Saturday, July 1, 2017

Patton


Sometimes people don't know when I'm reviewing. It's not important for them to know. It's important for me to know.

In other words, sorry for the hiatus.

In other other words, let's get right into Patton.

Patton functions well as a straight war picture, with some great battle shots and a good general sense of history. But it primarily functions as a character study of General George S. Patton - a man who seemingly lived his life as if he was a character written for a movie. Equal parts bombastic and sentimental, foul-mouthed and strangely delicate about particular matters, if Patton hadn't been a real person, you could probably confuse him with a character who wandered off the set of Catch-22. How can a man who has just given his men a vulgar speech full of fire, brimstone, and curses, then insist on being driven out to an ancient battlefield and quote his own poetry with misty-eyed rapture? Especially poetry that is actually rather good. The Roger Ebert review from 1970 points out that George C. Scott as Patton in the opening scene is wearing perhaps two fewer medals than Groucho Marx would have worn to play the parody of the character. Yet the medals are worn in all seriousness, without even a hint that they might be considered excessive. The whole movie functions on that level. It is undeniably the Patton Show, and when the camera goes off to focus on someone else - whether Americans, British, or German, Patton is still the subject of conversation.

Even many other biopics allow the subject a little more room, maybe some discussion solely of events that we know will affect the subject, but that they have no knowledge about. Yet here, if Patton is not directly involved, he is the subject of conversation. The Germans admire him as a romantic throwback, the British despair of him as a glory hound, and the Americans go between adoring him as a plain-spoken warrior and despising him for being a blunt old bastard. The thing that keeps him being likable as a character is that he is all of these things, and is fully aware of it. The problem comes in that he has to exist in the world with other people. He doesn't understand people who are not like him, and makes no real effort to try.
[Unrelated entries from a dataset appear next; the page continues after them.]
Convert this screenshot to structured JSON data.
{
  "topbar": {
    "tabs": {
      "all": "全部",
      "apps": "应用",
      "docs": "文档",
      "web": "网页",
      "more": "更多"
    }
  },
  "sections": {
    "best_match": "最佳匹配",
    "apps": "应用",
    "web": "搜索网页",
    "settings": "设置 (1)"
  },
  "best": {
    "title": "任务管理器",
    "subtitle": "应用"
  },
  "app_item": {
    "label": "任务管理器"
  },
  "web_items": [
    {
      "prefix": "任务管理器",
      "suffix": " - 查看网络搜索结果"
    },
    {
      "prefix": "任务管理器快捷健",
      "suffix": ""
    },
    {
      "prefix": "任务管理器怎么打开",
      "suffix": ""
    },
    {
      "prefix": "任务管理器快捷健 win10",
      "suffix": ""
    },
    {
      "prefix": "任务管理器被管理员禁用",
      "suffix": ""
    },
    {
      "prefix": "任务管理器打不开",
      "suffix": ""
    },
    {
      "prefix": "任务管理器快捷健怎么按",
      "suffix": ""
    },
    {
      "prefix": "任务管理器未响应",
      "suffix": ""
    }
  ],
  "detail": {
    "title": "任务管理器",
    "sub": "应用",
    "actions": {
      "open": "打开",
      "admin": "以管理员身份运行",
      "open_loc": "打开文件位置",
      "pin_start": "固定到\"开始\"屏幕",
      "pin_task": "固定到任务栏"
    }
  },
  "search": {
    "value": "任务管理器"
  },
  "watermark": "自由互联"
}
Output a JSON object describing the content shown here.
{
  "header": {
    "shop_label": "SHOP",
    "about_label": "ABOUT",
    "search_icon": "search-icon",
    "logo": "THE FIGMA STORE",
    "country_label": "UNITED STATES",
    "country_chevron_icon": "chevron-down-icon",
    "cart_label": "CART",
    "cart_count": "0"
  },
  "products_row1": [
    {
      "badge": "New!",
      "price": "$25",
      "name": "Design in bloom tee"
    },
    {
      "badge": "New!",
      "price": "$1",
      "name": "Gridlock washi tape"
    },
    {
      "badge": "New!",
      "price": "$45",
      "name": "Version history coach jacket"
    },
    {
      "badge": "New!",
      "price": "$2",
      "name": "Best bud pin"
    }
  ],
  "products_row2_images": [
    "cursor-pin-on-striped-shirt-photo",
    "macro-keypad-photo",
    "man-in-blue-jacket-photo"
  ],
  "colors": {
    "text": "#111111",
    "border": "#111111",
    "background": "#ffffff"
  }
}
We've all known people like this, and they are generally exhausting in real life. But on the screen, especially as a central figure in a mesmerizing biopic, they can become irresistible. As a film, this functions as one of the truly great biopics, both by completely centering its subject, and by not attempting to whitewash any flaws. Lawrence of Arabia is another of the great biopics, and is also a Registry film, which I will get to eventually. But the difference between the two is that Lawrence of Arabia makes sure that the viewer never fully forgets that T.E. Lawrence is playing a part between two great dramas: WWI and the break-up of the Ottoman Empire. In Patton, WWII might as well have just been fought to give old George something to do in his twilight years. But judging by the characters of the two men, that's precisely how both of them saw themselves in relation to their conflict. And that's what makes Patton memorable as a war epic and as a biopic.